Reflecting on my childhood, I realised that I learnt so much from my grandparents without them having a pre-set curriculum, a lesson plan, test or a report.

Experiencing Grandparent’s Day at Broadacres Academy this morning, I was reminded of the significant role that my grandparents played in my childhood. I thought to share with you some thoughts of what I learnt from my grandparents…

As a child, the time spent with grandparents often seems “timeless”.

Looking back, I think you learn so much from grandparents because they have so much time – they don’t have ‘a job’ –  so they have time to spend with you!

It is difficult to distil everything I learnt from my grandparents into a few points, but here is an effort nonetheless.

Lessons learnt without a curriculum

My Grandpa was kind and compassionate.

He was highly respected in the community because of always keeping the needs of others in mind.

His view was that people are human with diverse needs and he treated people as individuals –  and not as a means to his own goals.

My Grandpa had patience! 

He was patient when we built kites and taught us fly-fishing.

He was patient when teaching us to solve problems while building go-carts; and patient when teaching us about vegetable gardening.

My grandparents’ vegetable garden was a magical place.

A place where I learnt about soil, preparing to plant, plants, germination, watering, harvesting and preserving the harvested vegetables.

Many hours were spent with my grandparents around the kitchen table –  cutting, blanching and packing vegetables for winter.

Conversations around the old oak kitchen table with my grandparents taught me the art of conversation.

We spoke about the seasons, what trout fly to use in every season, which vegetables to grow in each season and about the ways to make my go cart go faster.

Sometimes we would not even speak, just spend time together.

Life-lessons learnt

In all these interactions I learnt to plan, do, evaluate and persevere.

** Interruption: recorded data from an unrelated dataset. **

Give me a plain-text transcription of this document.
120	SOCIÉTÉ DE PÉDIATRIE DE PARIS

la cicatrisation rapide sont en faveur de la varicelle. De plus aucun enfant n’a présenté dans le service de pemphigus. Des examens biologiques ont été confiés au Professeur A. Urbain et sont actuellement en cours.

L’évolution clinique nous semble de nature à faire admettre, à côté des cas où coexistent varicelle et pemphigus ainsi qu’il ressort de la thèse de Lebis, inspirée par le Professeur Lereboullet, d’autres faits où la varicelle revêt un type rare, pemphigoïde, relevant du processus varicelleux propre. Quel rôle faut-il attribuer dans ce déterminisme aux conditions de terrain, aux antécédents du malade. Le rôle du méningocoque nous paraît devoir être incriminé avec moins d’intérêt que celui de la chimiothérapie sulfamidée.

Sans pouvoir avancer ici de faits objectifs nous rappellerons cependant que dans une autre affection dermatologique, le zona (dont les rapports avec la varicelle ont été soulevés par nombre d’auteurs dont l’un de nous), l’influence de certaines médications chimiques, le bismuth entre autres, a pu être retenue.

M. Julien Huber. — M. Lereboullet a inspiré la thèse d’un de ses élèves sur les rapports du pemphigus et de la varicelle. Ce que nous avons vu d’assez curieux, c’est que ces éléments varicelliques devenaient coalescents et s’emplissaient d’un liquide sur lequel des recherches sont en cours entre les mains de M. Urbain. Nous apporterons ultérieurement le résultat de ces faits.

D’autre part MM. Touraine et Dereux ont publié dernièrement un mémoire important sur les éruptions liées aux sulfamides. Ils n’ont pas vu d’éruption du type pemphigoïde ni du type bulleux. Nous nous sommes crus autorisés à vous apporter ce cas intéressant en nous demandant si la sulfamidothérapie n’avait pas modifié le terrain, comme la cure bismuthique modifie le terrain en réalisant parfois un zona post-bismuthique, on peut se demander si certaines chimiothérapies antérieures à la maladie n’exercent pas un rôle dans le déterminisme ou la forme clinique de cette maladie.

To constantly water the vegetables, to keep on casting my line for trout and to try in different ways to improve the speed of the go-cart.

Nan had the “tea room” in the small town where I grew up.

This is where I learnt about baking and cooking.

I can still today make her breakfast scones, meat balls and homemade salad dressing from memory!

She taught me how to make rusks, milk tart, lay a table, serve people and always keep the needs of others in mind.

Nan grew up during the Second World War. This taught her to be ingenious. She re-purposed everything and “could make something from nothing”, wasting nothing.

Nan taught me that people are more important than things and that family relations are important.

I loved spending those hours with her and gaining from her wisdom.

Learning in natural settings

I find myself asking the question:  Did I learn more from what I have been taught in school – or did I learn more from my grandparents?

Reflecting on my childhood, I realised that I learnt so much from my grandparents without them having a pre-set curriculum, a lesson plan, test or a report.

 They never taught me the price of anything, rather the value of everything.